IV. ADDITIONAL SECTIONS:

8. Confidentiality. In accordance with U. S. Department of Health & Human

Services, Centers for Medicare and Medicaid Services Medicaid regulations, 42 C.F.R. 431.300

et seq., Provider shall maintain the confidentiality of information about individuals learned in

performing the duties required by this Agreement, including the individual’s name; address;

telephone number; past or present receipt of any state or federal program services; family, social,

or economic circumstances; medical data, including diagnoses and past history of disease,

impairment, or disability; income and other financial information; State agency evaluation of

personal or medical information; program eligibility; or third-party liability for payment for

program services to any person or entity. Provider shall not prepare and publish, or permit the

preparation and publication of, any electronic or written report disclosing confidential

information about any individual in a manner which permits the identification of that

individual. Contractor shall not disclose or permit the disclosure of any confidential information

about any individual without the prior informed consent of the individual or of the individual’s

representative, unless the disclosure is required by court order, to enable the delivery of services

for which the individual or the individual’s representative has requested or applied, for Medicaid

program administration, or by this Agreement.
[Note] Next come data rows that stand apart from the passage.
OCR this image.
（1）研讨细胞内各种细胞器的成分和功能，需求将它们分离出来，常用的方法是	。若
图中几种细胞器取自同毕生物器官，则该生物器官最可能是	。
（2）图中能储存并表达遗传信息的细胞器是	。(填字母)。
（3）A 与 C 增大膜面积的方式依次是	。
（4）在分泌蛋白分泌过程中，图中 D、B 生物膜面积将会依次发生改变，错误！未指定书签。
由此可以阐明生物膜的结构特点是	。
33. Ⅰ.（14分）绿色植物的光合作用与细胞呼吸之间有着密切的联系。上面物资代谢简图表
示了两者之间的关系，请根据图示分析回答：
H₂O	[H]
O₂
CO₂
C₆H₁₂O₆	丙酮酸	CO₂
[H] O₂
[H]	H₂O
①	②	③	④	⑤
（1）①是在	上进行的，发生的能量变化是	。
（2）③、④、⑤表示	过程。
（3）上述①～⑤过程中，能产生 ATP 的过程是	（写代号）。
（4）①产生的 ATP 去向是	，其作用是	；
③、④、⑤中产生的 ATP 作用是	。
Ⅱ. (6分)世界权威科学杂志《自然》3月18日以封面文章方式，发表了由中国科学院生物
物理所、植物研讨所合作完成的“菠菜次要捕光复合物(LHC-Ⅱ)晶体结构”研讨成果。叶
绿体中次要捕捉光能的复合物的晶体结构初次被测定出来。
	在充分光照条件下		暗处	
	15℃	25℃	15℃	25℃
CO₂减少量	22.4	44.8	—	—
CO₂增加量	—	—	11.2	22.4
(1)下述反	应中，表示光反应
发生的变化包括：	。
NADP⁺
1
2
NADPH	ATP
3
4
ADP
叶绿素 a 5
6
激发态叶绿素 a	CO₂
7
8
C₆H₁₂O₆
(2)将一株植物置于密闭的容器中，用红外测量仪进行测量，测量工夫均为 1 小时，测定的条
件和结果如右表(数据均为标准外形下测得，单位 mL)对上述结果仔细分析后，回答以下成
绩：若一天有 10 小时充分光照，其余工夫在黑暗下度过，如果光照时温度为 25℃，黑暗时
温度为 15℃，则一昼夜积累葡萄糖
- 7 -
Provider shall further develop and maintain

policies and procedures, which protect the confidentiality of and guard against the unauthorized

disclosure of confidential information about individuals obtained through the performance of this

Agreement. Provider's policies and procedures shall be binding on their employees, agents, and

Page 12 of 12 rev.fnl 1.14.15

independent Contractors and describe the penalties and sanctions imposed for violations of those

policies and procedures.

9. Health Insurance Portability and Accountability Act-Business Associates

Agreement. KDADS and various state entities are parties to a Business Associates Agreement

(“BA AGT”). On January 25, 2013, HHS promulgated new and final rules implementing the HI

TECH Act effective on or about September 23, 2013. A copy of KDADS’ revised BA AGT

addressing the new rules may be found at KDADS Business Associates Agreement Form. As a

condition precedent under this Agreement, and regardless of whether the Provider was a party to

an existing BA AGT, Provider shall complete the form, print, sign and mail the BA AGT to

KDADS “Legal Division.” Thereafter, a fully executed document will then be forwarded

electronically to the Provider. In the event that Provider receives protected health information, it

shall comply with the terms of the BA AGT, as it presently exists or as modified/amended, as if

the same were set forth in full herein. Provider may retain PHI with regard to any project that is

ongoing in nature; provided, however, that such permission is subject to strict adherence with the

terms of the within Agreement, HIPAA and the BA AGT. Any report required herein shall not

contain PHI or Confidential Information. If such information is found in such report(s), the same

shall be removed immediately. Notwithstanding such BA AGT, the Provider shall at all times

comply with HIPAA and the HI TECH ACT, as amended.

V. CONCLUSION:

Posted with this Clarification document is the modified FMS Contract. If you intend to be

an FMS provider, please print, sign and return the same the KDADS not later than close of

business on January 23, 2016. If you are a provider who has already signed and submitted your

contract, we would ask that you print, sign and re-submit the same.

Thank you for your anticipated assistance and cooperation in this matter.